# Amarillo and/or galaxy pale recipie?



## james82t (17/9/13)

Hey guys, just working out a recipie to debut my new mill on.

I have ale malt, wheat, carapils and crystal 60. 

I'd like to use up my hop reserves of Amarillo and galaxy, but are they ok together?

I was thinking... Paleish aleish

4kg ale
1kg wheat
.3 kg crystal

Boil
25 gm Amarillo

Then Amarillo and galaxy at 10 and 5 and 0 plus dry hop.

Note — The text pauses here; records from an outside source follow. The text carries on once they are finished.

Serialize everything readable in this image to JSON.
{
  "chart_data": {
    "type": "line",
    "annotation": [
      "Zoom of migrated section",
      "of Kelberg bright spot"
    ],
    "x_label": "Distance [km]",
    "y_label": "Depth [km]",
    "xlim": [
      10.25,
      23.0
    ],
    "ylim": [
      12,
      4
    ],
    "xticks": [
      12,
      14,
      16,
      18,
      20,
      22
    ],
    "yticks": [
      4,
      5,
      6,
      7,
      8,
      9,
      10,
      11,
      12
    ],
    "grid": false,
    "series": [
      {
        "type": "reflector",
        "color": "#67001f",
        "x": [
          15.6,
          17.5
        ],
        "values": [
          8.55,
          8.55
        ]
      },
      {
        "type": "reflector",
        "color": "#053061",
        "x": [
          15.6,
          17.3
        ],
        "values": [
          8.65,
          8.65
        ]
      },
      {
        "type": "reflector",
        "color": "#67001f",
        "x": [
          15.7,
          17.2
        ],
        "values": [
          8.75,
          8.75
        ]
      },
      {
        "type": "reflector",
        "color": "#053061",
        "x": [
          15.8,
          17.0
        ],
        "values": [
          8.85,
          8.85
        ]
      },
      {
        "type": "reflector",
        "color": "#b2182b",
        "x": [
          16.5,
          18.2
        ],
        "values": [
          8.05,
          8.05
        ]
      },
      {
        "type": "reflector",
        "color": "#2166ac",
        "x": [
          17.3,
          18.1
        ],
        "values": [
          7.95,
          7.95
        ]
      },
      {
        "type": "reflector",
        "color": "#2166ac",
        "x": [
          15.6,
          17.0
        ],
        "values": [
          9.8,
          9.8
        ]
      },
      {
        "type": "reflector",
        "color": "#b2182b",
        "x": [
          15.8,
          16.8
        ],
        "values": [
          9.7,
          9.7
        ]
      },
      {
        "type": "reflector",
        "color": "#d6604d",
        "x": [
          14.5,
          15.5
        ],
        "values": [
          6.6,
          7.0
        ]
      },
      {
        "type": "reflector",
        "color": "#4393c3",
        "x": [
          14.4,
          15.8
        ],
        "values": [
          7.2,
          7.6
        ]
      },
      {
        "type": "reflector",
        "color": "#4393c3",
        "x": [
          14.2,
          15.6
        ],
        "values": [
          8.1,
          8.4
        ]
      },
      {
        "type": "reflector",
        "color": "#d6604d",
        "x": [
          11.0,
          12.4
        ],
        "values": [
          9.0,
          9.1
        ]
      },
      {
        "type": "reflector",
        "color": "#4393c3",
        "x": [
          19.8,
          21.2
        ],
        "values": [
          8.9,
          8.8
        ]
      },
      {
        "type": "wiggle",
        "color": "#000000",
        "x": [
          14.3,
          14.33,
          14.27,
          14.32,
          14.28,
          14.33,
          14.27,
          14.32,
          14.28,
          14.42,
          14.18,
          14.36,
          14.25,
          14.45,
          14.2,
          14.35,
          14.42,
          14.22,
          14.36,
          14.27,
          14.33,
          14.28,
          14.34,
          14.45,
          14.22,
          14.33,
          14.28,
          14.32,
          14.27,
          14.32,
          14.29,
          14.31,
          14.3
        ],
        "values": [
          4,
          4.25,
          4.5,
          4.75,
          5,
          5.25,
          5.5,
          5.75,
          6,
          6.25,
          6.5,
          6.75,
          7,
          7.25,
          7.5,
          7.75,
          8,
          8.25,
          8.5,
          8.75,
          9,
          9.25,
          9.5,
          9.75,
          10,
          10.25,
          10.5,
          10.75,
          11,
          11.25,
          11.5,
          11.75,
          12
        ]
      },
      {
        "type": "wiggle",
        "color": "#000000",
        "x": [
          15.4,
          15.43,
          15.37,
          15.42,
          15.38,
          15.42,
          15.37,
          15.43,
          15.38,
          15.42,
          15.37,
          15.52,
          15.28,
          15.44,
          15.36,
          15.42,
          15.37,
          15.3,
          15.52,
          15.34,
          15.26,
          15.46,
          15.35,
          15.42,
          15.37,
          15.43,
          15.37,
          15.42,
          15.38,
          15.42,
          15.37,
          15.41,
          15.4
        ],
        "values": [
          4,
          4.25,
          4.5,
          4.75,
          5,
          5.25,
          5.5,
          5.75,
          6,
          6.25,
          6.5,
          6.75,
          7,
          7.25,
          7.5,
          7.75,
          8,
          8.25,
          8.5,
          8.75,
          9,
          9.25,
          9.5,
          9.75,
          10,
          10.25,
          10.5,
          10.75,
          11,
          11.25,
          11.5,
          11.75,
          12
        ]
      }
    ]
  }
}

Any suggestions would be appreciated.

Many thanks to all members for your knowledge


----------



## timmi9191 (17/9/13)

It's always a matter of personal taste.. It's also a matter of your brewing technique ( eg chill v no chill)..
For me , id go with 40 ibu from a 10 minute addition. Ratio of 2:1 Amarillo:galaxy. Dry hop total 3g/l same ratio


----------



## BeerNess (17/9/13)

I do something similar with Galaxy and Cascade, use galaxy for bittering at 45m then flameout 1g/l galaxy & .5g/l cascade flame out and then dry hop 1.5g/l cascade & 1g/l galaxy, that balance works well for me.


----------



## AJ80 (17/9/13)

I've found galaxy and Amarillo combine quite well together - lots of tropical fruit aroma.


----------